When Things Seem Impossible

 

dying for peace

 

A story about my personal experience of times when I wanted to end my own life – and what held me here.  Read story here (PDF) or see below.   Read a book excerpt from In My Room on the same topic here (PDF).

Consoling letter I wrote to my 15 year old self having survived dark times here.  And a story about mending.  For all articles relating to getting through tough time see ‘Dark Times’ in topics list of Blog.  Lifeline phone line open 24/7 … call 13 11 14.  Go to Links webpage.   See websites Beyond BlueYouth Beyond Blue; Reach Out

Story….Many times throughout my life I’ve convinced myself  it was impossible to go on—and attempted to end my life.  These are the things that have helped me through…

 

comes and goes

 

(Picture from ‘Coles Funny Picture Book’).

This condition of my mind … it comes … and it goes … and it comes back again.  So if I have nothing right now … what do I have?  The knowledge … that it comes … and it goes … and it comes back again.

 

Trusting moments pass.

Trusting that those darkest moments do pass (poem above). There is something deeply consoling about the notion of endlessness—particularly if you’re continually arriving at your own end.

 

girl and dog on beach

 

Talking.

Telling someone I was having thoughts of ending my life was a really tough thing to do—particularly when  wasn’t feeling brave at all.  I felt ashamed of my weakness and vulnerability.  But from taking this risk, I’ve found that I can trust some people and that’s been my lifeline time and time again.

 

Company in loneliness.

Although I had people around me who did care, that did love and support me, when I was in that space I didn’t feel I could reach out – depression robs you of your voice.
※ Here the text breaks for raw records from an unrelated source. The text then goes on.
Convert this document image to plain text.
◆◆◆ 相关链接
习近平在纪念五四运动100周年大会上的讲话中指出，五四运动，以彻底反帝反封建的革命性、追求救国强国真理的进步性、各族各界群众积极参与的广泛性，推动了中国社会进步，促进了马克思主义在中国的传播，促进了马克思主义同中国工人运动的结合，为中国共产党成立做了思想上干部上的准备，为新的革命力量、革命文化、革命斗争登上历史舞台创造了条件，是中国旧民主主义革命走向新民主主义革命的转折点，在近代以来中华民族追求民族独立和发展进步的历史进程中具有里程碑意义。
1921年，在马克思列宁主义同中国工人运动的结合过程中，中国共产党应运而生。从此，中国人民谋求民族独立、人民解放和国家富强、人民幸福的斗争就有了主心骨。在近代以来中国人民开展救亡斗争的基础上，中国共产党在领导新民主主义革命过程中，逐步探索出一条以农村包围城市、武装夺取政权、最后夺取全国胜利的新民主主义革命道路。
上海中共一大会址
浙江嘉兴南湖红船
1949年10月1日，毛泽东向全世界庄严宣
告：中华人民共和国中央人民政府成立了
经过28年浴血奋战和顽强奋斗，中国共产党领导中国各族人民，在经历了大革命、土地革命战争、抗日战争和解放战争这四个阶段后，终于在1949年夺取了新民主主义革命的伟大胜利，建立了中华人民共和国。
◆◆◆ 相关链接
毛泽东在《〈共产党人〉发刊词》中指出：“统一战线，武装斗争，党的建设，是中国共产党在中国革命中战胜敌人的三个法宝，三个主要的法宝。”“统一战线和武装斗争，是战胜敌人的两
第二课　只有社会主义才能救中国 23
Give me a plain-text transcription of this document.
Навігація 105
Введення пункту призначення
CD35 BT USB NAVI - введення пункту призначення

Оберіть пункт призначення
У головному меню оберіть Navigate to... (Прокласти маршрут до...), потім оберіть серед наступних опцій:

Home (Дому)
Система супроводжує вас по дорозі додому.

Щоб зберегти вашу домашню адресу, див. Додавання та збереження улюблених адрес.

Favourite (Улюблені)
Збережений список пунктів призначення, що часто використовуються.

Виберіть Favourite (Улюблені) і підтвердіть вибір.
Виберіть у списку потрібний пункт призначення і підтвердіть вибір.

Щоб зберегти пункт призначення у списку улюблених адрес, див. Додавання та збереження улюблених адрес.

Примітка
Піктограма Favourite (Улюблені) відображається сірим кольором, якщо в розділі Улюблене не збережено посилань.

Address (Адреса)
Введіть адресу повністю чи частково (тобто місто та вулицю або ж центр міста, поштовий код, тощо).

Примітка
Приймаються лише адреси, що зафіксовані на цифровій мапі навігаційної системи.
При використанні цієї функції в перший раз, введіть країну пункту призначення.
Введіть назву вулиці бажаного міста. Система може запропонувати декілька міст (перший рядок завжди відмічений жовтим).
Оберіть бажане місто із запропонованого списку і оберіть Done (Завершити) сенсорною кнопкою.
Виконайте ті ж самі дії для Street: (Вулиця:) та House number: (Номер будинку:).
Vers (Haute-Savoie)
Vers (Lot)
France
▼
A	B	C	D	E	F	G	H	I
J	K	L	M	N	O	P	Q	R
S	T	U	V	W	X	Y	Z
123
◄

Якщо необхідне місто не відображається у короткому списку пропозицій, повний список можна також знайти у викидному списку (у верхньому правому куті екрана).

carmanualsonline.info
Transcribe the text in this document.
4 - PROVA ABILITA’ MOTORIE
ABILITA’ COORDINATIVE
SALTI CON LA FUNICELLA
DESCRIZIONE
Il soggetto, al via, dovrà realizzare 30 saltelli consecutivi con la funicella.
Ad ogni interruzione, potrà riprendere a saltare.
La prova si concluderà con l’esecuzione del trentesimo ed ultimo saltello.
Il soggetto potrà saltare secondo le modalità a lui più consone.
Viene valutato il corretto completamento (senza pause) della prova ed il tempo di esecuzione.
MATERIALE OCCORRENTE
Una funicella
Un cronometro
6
If you can’t talk to someone else, then talk to yourself.  Be your own ‘saving voice’.  The one that tells you you’re worthy of life and you’ll get through this and things will get easier.

 

Lift the burden.

I didn’t want to burden anyone.  I felt weak and insignificant and that my life didn’t really matter and people would be better off if I wasn’t around.  That wasn’t the truth or reality, but thinking that supported my want to end things.  Reaching out in these times, even when it feels impossible, has been my life-saver.  Beyond a distorted mind and moment the reality is that my death would be a far greater burden on those around me than asking for help.

 

hold on art

 

Hold On.

I held a young soul suffering, and my Achilles heal I bared. /  I hugged a breaking heart, and it punched right through my chest. / I held a breath of deep despair and shared a lifeless void. /  Surrendered to a stolen moment, and entered a sacred place.  / I shed a tear as pain took hold, and it softened another’s fall. /  We sat with silence, moved with fear, and together we returned.  / We captured moments of relief, and I held the hand of hope.

This poem emerged from a moment when I sat with a young person in a time of great despair.  She risked trusting my presence in her dark space.  I risked feeling a slither of her pain and the hopelessness from feeling I could do nothing to help her.   Together we discovered hope.  Some risks are worth taking.